Masyarakat Indonesia mengenal ganja pada abad ke-19, setelah Belanda sengaja mendatangkan tanaman ganja dari India ke Aceh sebagai penghalau hama kopi di Gayo, Aceh Tengah. Ganja juga digunakan untuk melindungi tanaman tembakau dari hama ulat dengan ditanam berdampingan. Sisa daun ganja yang digunakan untuk membalut tembakau agar tetap kering dan tidak berulat ditemukan dibuang begitu saja di Pasar Aceh yang bersisian dengan Masjid Raya Baiturrahman Banda Aceh hingga 1945 . Masyarakat Aceh sendiri memandang ganja sebagai tanaman multiguna untuk mengendalikan gulma, hama, dan penyakit-penyakit pada tanaman utama seperti tembakau, cabai, atau tanaman budidaya lainnya. Oleh karena itu, untuk melindungi tanaman utamanya, seluruh lapisan petani menjadi penanam ganja.

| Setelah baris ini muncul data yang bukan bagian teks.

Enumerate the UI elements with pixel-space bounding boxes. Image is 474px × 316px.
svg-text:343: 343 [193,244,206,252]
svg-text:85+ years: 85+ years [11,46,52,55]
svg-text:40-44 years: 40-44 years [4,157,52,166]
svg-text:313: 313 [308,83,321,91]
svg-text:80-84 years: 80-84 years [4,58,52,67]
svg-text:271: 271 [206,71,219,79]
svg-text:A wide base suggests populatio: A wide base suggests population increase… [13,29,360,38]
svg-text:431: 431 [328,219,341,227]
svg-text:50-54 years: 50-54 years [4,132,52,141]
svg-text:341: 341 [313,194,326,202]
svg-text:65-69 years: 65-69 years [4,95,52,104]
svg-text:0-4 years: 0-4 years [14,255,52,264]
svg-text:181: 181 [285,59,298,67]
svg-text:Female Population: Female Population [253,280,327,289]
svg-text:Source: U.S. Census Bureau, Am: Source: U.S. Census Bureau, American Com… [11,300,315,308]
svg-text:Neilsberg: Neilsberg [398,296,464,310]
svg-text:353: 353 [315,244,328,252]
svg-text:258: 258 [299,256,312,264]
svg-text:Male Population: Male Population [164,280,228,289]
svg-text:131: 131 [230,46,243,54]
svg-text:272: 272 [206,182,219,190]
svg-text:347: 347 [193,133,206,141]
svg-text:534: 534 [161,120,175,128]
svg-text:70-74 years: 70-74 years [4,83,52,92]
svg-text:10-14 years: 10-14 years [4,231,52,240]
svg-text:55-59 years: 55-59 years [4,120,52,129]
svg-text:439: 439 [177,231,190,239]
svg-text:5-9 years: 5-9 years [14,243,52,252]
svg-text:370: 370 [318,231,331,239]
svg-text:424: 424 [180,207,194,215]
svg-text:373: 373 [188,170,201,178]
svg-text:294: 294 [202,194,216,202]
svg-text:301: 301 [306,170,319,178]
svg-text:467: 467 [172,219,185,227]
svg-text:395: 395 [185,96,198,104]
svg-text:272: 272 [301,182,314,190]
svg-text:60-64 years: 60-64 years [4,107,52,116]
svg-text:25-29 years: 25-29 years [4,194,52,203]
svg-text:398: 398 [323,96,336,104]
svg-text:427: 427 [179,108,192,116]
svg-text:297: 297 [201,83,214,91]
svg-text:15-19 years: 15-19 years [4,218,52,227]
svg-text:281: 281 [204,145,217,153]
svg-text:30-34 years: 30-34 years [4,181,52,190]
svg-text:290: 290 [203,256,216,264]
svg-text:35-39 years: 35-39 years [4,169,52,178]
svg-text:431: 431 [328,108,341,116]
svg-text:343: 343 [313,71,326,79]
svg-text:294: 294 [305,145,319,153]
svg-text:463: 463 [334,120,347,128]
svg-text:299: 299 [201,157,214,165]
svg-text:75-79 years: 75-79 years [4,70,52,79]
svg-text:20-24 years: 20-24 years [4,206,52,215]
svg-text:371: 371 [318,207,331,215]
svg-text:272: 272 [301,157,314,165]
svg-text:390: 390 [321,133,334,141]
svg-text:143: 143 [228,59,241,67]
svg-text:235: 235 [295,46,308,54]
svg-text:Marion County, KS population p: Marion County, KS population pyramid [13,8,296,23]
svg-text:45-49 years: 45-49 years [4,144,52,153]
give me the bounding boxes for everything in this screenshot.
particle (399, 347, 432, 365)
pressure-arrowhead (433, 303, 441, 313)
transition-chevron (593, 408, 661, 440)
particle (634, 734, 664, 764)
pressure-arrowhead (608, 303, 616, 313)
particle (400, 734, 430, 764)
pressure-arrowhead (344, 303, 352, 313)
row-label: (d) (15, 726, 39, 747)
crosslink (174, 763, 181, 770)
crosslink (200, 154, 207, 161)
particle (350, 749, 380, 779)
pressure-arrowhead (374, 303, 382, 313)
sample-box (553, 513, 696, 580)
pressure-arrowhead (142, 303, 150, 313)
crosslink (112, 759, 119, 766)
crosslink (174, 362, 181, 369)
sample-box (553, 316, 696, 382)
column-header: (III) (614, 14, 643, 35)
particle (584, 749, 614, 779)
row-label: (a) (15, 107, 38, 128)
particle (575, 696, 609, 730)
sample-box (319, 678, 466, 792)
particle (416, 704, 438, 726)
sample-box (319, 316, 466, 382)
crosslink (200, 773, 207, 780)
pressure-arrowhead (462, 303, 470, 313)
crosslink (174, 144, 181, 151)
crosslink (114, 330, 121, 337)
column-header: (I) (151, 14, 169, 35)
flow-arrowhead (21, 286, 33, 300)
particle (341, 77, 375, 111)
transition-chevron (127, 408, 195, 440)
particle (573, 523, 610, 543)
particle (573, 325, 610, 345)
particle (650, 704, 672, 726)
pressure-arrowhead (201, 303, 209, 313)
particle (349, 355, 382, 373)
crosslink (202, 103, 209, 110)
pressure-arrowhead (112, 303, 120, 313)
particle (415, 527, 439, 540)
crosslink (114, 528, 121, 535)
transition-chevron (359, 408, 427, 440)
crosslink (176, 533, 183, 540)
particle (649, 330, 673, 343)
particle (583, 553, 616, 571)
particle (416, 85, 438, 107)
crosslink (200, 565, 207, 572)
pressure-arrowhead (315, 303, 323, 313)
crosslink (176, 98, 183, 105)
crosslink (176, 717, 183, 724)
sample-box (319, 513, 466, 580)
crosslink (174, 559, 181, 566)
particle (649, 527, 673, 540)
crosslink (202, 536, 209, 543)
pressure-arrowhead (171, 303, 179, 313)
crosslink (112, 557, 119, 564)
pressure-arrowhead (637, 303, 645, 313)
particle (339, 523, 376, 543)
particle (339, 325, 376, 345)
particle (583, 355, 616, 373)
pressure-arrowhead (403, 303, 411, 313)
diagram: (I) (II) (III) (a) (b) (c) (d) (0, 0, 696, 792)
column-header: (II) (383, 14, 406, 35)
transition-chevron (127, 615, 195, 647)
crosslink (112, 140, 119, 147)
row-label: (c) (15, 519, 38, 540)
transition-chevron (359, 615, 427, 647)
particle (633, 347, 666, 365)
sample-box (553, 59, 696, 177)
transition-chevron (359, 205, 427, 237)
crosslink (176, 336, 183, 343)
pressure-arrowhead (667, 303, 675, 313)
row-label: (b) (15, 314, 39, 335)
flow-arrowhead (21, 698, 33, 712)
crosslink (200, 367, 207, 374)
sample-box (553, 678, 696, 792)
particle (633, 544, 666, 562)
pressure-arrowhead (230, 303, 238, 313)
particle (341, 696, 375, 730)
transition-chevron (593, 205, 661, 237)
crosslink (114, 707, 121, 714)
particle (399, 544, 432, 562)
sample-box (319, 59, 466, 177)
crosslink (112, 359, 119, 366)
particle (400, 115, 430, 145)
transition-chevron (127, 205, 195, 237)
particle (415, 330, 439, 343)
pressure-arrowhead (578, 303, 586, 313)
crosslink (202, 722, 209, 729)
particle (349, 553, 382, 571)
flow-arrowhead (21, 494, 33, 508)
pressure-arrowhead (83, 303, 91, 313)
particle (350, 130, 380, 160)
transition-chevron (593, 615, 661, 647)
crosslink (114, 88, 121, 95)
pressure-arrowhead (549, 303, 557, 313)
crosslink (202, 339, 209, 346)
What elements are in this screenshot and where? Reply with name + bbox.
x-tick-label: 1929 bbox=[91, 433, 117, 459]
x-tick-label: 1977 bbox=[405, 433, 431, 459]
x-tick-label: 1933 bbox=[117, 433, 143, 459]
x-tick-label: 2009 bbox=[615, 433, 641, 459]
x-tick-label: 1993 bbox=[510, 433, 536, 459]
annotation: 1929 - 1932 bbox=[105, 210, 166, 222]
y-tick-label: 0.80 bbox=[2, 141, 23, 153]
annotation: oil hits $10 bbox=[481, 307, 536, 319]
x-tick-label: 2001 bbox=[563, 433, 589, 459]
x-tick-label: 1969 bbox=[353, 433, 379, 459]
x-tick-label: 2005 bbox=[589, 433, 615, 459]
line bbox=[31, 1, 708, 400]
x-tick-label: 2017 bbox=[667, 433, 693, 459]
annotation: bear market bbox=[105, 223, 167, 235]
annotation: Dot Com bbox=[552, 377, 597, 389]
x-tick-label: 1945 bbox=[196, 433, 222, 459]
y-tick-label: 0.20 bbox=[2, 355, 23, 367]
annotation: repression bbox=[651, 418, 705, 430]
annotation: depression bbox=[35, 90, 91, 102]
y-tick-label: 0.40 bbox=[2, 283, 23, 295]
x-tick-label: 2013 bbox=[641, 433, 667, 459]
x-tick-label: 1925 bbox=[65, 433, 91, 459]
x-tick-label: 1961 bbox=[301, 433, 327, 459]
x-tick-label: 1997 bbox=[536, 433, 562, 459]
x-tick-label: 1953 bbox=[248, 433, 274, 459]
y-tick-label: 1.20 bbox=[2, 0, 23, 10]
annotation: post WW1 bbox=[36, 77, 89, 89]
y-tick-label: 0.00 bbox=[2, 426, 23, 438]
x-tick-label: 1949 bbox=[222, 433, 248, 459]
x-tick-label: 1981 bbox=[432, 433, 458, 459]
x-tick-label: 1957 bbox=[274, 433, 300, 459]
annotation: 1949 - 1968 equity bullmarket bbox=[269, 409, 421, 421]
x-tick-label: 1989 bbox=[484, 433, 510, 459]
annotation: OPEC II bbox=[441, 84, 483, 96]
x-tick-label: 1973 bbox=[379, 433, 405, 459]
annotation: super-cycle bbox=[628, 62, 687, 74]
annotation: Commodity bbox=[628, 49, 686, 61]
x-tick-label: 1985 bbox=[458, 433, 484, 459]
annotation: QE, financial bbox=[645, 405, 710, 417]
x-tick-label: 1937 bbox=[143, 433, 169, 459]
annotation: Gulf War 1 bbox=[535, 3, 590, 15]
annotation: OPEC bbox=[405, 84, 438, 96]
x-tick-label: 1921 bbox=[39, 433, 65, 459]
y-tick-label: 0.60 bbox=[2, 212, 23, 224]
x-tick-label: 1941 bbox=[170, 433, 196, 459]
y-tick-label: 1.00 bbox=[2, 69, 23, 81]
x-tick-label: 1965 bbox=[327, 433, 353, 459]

Selain untuk menghalau hama, sebagian masyarakat Aceh memanfaatkan biji ganja sebagai bumbu masak untuk jenis masakan tradisional tertentu. Ganja ketika itu tidak dibudidayakan secara khusus sebagai tanaman komersial. Sebelum Indonesia meratifikasi Konvensi Tunggal Narkotika PBB 1961 pada 1976, nilai ekonomi ganja di Indonesia jauh di bawah tembakau dan kopi serta hanya menjadi penghalau hama kedua tanaman itu. Pascapengesahan kebijakan tersebut, ganja mulai dibudidayakan, menjadi tanaman utama, serta bernilai jauh di atas kopi dan tembakau.